I think many people are unaware of the fact that data analysis is designed to establish a broad consensus and that consensus is supposed to reflect an approximation of reality over time.
That means firstly that everyone must be reminded that they are modeling reality, not representing reality. There are assumptions about the model which need to be kept in mind. If these assumptions are not appropriately understood and well communicated, there is likely to be discord in the ‘now what?’ phase of decision making.
This also means that assumptions may change, and reality may change. So new models must be made. Older ones should not necessarily be discarded, but remembered as heresies against the new regime. There is always value in studying heresies because one cannot always validate assumptions and certain assumptions may revert back over time.
When people are focused on charts and graphics and technologies without paying attention to the process and social dynamics of decision making, they are only seeing a fraction of the problem they are trying to solve. These are the reasons why aphorisms exist like:
"There are three kinds of lies: lies, damned lies, and statistics."

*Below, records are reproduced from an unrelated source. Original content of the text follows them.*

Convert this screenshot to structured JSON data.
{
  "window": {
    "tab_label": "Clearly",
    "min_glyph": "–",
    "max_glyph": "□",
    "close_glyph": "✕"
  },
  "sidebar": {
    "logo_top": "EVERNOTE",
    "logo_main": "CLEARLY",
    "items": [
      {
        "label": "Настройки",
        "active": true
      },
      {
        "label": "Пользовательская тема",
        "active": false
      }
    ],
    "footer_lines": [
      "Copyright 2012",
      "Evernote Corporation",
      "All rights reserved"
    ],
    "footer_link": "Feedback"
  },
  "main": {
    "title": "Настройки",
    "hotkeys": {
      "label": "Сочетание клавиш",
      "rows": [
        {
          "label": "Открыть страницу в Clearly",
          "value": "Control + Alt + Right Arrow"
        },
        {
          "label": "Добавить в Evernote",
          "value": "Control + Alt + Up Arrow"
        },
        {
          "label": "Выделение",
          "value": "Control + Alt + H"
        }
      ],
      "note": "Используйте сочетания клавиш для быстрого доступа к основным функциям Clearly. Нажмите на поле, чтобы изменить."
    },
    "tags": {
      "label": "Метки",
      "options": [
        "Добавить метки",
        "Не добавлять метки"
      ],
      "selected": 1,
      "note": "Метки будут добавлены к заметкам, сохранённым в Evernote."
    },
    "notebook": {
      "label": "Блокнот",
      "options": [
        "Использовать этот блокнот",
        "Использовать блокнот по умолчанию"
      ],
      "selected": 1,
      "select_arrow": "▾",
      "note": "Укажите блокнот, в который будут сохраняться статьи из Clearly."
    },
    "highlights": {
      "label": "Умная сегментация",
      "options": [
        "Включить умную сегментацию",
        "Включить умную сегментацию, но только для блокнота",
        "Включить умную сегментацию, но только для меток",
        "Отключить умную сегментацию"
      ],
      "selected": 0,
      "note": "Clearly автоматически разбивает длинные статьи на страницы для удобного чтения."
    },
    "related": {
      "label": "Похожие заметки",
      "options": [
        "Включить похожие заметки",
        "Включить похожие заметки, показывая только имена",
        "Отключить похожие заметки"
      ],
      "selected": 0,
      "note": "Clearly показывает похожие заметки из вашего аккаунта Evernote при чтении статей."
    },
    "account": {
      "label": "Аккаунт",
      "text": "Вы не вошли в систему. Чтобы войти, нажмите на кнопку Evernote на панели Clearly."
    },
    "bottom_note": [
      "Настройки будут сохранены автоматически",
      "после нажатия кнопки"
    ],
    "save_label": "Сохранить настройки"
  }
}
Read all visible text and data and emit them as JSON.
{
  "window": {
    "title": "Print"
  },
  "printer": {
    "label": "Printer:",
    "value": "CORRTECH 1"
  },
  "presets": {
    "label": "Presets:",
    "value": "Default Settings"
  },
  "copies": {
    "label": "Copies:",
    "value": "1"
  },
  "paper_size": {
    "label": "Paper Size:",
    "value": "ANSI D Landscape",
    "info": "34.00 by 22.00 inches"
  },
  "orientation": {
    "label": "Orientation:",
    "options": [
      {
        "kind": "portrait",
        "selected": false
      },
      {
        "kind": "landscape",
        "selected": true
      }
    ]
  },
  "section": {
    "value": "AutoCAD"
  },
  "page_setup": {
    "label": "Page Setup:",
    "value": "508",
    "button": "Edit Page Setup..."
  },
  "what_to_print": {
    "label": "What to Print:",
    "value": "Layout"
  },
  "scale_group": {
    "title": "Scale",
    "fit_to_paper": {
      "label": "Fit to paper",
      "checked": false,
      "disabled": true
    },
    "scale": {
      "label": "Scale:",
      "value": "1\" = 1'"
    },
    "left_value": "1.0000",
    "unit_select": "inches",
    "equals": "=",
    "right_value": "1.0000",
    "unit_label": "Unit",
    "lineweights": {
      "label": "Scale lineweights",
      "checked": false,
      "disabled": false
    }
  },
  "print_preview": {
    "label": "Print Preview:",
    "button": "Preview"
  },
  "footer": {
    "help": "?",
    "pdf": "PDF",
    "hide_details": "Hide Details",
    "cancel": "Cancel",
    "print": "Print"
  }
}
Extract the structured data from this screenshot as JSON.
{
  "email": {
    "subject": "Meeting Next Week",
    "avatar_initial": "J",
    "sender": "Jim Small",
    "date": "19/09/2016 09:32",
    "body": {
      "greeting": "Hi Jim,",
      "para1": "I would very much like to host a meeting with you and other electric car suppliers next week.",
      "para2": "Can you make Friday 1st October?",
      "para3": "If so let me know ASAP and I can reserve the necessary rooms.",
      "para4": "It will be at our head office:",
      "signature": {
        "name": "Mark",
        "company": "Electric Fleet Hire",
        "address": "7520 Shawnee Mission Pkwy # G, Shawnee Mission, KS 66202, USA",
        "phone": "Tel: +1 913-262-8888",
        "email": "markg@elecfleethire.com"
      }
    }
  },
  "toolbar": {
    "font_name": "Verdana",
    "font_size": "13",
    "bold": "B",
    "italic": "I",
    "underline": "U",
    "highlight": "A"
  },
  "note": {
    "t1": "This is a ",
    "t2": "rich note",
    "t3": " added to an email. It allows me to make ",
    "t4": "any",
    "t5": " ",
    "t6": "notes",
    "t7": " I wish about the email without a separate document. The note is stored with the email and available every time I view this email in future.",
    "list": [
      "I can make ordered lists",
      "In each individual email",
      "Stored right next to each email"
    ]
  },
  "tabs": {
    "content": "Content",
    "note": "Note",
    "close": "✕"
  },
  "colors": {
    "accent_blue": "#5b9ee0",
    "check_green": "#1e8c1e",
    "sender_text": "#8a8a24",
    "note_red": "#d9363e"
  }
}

The most difficult and vexing questions to answer are:
1. What were we thinking when we made that decision?
2. Who knew what and when did they know it?
3. Why were we not paying attention to X?
These questions always show up in the wake of a disaster, and the inability for people to address them shows the incompleteness of their thinking around the matter of modeling a changing reality, establishing consensus, and keeping track of the appropriateness of assumptions.
In other words, governance of the decision making process is very valuable and often overlooked (or assumed to be automatic) when a system of analysis is successfully put in place.